Besuch der Zeitzeugin Juliana Zarchi

Am Dienstag, den 30. Mai 2017, fand im Viertelskreis eine Veranstaltung mit den Jahrgangsstufen 10 und 11 statt. Die fast achtzigjährige Juliana Zarchi aus Kaunas/Litauen, Tochter einer christlichen Rheinländerin aus Düsseldorf und eines jüdischen Litauers, erzählte uns von ihrem Leben in zwei Diktaturen.

Ihre Eltern durften in Deutschland nicht heiraten, deshalb gingen sie Mitte der 30er Jahre nach Litauen, wo Juliana 1938 zur Welt kam. 1941 aber schon marschierten deutsche Truppen ein und die dreijährige Juliana kam, getrennt von ihrer Mutter, als „Halbjüdin“ ins Ghetto von Kaunas. Sie konnte jedoch hinausgeschmuggelt werden und überlebte mit ihrer Mutter in einem Versteck. Ihr Vater wurde ermordet.

Gerta und Juliana Zarchi in Tadschikistan
Gerta und Juliana Zarchi in Tadschikistan (Bildquelle: Juliane Zarchi)

Obwohl sie also Opfer des Nationalsozialismus waren, galten sie für die Sowjets als faschistische Deutsche und wurden im Mai 1945 in Viehwaggons nach Tadschikistan deportiert. Dort wurden sie gezwungen, in Baumwollplantagen zum Wiederaufbau der Sowjetunion beizutragen – bei unmenschlicher Hitze im Sommer, geplagt von Malaria; und im Winter litten sie unter der Kälte. “Wir waren Sklaven”, erzählte Juliana Zarchi von der Erinnerung sichtlich aufgewühlt.

Besonders berührend war, als Frau Zarchi von ihren Eltern erzählte und Bilder zeigte – der Vater, von dem kein richtiger Abschied möglich war; und die Mutter, die den Verlust der Heimat nie wirklich verwand und deren Bilder so deutlich zeigten, wie sehr die harten Zeiten sie veränderten.

Erst nach 16 Jahren, 1961, durften sie nach Litauen zurückkehren; eine Ausreise in die Bundesrepublik wurde nicht erlaubt. Juliana unterrichtete dann als Dozentin für deutsche Sprache an der Universität in Kaunas.

Auch im Gedenken an ihre Mutter, die so litt und ihre geliebte Heimat nie wieder sah, engagiert sich Juliana Zarchi seit vielen Jahren gegen das Vergessen und geht dazu insbesondere als Zeitzeugin in Schulen.

So war ihr Wunsch auch, dass wir in unserer zunehmend wieder von nationalistischen Strömungen geprägten Gegenwart darauf achten und uns dafür einsetzen, dass sich diese Geschichte nicht wiederholt.
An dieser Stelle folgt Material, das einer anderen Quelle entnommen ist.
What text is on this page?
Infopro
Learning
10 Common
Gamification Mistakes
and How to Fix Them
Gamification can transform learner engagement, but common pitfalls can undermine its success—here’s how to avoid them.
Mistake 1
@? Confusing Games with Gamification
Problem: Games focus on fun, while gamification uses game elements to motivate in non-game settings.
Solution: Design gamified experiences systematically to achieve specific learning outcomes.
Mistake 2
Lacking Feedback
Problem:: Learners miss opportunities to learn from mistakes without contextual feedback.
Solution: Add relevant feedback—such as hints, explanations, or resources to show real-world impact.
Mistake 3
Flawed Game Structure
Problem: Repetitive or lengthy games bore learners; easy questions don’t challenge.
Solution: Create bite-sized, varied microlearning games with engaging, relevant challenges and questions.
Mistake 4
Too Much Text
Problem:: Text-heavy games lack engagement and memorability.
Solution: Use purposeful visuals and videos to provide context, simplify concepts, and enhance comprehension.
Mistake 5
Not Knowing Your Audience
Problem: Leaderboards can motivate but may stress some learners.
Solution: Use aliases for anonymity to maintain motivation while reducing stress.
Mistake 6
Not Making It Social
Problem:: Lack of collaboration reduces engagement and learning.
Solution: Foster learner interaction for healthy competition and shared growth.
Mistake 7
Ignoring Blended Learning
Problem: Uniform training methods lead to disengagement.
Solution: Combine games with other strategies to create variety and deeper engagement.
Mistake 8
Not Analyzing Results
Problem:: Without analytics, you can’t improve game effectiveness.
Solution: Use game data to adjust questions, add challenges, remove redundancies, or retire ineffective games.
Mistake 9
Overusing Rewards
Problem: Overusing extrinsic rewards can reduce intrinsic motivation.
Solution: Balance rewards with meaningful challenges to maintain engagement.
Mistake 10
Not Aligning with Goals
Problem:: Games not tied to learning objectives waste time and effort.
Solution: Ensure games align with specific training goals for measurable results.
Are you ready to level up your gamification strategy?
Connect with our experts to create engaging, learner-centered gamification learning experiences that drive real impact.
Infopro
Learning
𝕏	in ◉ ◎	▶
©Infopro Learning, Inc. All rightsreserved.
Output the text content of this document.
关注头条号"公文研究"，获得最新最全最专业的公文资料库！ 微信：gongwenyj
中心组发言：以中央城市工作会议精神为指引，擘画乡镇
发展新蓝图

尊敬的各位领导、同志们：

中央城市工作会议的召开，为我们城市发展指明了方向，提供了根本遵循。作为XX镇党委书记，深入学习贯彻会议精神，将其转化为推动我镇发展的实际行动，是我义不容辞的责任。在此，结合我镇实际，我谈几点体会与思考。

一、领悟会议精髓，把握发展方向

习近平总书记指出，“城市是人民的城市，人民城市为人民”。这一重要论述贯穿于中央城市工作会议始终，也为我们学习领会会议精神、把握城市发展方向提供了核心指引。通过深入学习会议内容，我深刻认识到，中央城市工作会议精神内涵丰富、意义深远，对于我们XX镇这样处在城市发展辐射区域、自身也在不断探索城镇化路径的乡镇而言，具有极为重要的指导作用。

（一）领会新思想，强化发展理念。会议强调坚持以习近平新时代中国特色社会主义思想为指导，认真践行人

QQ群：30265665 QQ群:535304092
Eindringlich warnte sie vor den Gefahren totalitärer Regimes und Diktaturen – “andere bestimmten unser Leben; es war, als ob wir unter einem Helm lebten, nicht frei denken durften”. Gleichzeitig wies sie darauf hin, dass viele Länder damals ihre Grenzen für jüdische Flüchtlinge nicht öffneten, mit katastrophalen Folgen; und Juliana Zarchi mahnte, dies bei der Diskussion um die Situation der Flüchtlinge heute zu bedenken.

Vermittelt wurde der Besuch von Frau Zarchi vom Ehepaar Jakobus, das sich im Maximilian-Kolbe-Werk engagiert.